Aproveitando uma época de seca e seguindo a direção do vento para causar grande estrago, cada dia criavam novos focos de incêndio. As equipes que trabalhavam para apagar o fogo não davam conta e assim milhares de hectares de cerrado iam se destruindo. Da minha casa eu acompanhava as notícias e via aquelas paisagens maravilhosas que eu tanto gostava se transformando em cinzas.

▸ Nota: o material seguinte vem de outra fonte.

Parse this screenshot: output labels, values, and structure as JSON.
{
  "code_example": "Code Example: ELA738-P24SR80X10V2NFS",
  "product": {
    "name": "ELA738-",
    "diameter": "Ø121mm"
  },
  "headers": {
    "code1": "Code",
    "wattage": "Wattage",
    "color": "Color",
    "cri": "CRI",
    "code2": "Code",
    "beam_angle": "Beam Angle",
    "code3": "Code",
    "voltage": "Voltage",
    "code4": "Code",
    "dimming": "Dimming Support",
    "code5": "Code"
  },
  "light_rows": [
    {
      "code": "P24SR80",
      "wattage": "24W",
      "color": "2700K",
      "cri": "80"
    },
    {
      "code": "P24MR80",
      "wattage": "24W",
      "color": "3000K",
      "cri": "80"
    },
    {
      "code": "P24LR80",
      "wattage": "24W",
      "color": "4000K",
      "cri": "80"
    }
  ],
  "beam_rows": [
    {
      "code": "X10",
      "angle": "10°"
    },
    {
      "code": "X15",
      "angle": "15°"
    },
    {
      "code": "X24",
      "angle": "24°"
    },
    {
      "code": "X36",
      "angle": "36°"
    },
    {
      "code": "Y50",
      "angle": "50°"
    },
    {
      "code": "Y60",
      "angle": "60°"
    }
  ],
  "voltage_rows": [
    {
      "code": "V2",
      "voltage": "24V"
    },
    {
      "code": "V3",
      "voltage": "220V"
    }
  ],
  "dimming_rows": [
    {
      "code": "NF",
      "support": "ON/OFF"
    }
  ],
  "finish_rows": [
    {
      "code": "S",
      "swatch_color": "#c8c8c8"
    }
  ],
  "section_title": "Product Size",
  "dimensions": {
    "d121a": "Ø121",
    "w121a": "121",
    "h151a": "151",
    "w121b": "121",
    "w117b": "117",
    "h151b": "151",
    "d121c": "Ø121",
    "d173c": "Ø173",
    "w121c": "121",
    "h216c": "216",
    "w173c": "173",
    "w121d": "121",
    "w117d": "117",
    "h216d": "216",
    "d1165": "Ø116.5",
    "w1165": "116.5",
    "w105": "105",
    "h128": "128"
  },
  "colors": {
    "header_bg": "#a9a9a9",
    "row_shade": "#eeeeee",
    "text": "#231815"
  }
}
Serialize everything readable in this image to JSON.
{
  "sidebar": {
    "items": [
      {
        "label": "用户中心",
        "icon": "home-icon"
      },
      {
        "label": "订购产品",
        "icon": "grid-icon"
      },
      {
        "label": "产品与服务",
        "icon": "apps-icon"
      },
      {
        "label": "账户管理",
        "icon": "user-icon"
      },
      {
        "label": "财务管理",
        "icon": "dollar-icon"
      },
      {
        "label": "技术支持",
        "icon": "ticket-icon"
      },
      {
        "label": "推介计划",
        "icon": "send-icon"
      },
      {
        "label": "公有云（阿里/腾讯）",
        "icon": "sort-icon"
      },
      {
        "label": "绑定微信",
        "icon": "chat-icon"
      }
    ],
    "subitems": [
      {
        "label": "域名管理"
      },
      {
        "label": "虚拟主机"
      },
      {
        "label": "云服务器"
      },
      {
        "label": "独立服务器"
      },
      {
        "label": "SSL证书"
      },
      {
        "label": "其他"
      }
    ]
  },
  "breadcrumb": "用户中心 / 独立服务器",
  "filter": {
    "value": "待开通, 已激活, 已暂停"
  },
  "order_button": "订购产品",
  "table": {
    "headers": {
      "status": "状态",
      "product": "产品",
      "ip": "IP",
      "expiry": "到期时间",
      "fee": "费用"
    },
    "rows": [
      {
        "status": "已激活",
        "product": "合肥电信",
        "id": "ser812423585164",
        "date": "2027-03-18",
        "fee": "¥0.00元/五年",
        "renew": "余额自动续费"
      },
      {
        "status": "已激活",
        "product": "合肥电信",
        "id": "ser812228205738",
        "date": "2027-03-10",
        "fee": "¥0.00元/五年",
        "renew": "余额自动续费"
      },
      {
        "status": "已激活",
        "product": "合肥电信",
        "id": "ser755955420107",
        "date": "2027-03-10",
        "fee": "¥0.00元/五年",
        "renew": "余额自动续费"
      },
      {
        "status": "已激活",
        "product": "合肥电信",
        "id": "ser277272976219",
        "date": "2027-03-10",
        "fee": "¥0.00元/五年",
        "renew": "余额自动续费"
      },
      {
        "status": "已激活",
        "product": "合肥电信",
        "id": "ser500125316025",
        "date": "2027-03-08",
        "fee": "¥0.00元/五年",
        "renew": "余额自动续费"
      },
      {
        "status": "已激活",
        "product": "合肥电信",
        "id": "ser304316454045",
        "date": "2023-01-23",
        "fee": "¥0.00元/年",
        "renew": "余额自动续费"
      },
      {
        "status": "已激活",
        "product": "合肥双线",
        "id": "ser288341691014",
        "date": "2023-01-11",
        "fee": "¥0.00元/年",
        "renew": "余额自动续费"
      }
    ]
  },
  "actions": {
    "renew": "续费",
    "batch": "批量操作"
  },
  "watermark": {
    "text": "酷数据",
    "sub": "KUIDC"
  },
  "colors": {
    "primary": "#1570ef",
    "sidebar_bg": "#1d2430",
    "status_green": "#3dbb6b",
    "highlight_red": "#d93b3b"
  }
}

Decidi ir pra lá e tentar ajudar de algum jeito, ficar assistindo de longe não ia dar. Como as passagens de avião tão em cima da hora estavam caras, enfrentei uma longa viagem de ônibus. Chegando em Alto Paraíso peguei uma carona até São Jorge e o que eu vi no caminho foi assustador. Todos no carro ficaram quietos, sem poder conter as lágrimas vendo aquelas cenas dignas do inferno. O Jardim de Maytrea, famosa paisagem a beira da estrada, estava já quase todo preto, sendo varrido por uma enorme parede de lavas. A fumaça sufocava tudo e uma chuva constante de pequenas cinzas caia do céu.

No dia seguinte me dirigi a uma vila de casas onde começava a se estruturar uma central para reunir os voluntários em seus esforços contra o fogo. As moradoras das casas da vila estavam engajadas na tarefa de acabar com os incêndios criminosos e cederam seu quintal, salas, cozinhas, móveis, internet, tudo que era necessário. Uma delas inclusive me recebeu para dormir em sua casa. Fui super bem acolhida lá e comecei a trabalhar no que eu pudesse para ajudar. Como não tinha experiência com fogo, fiquei contribuindo com a divulgação de informações pelas mídias sociais e vídeos.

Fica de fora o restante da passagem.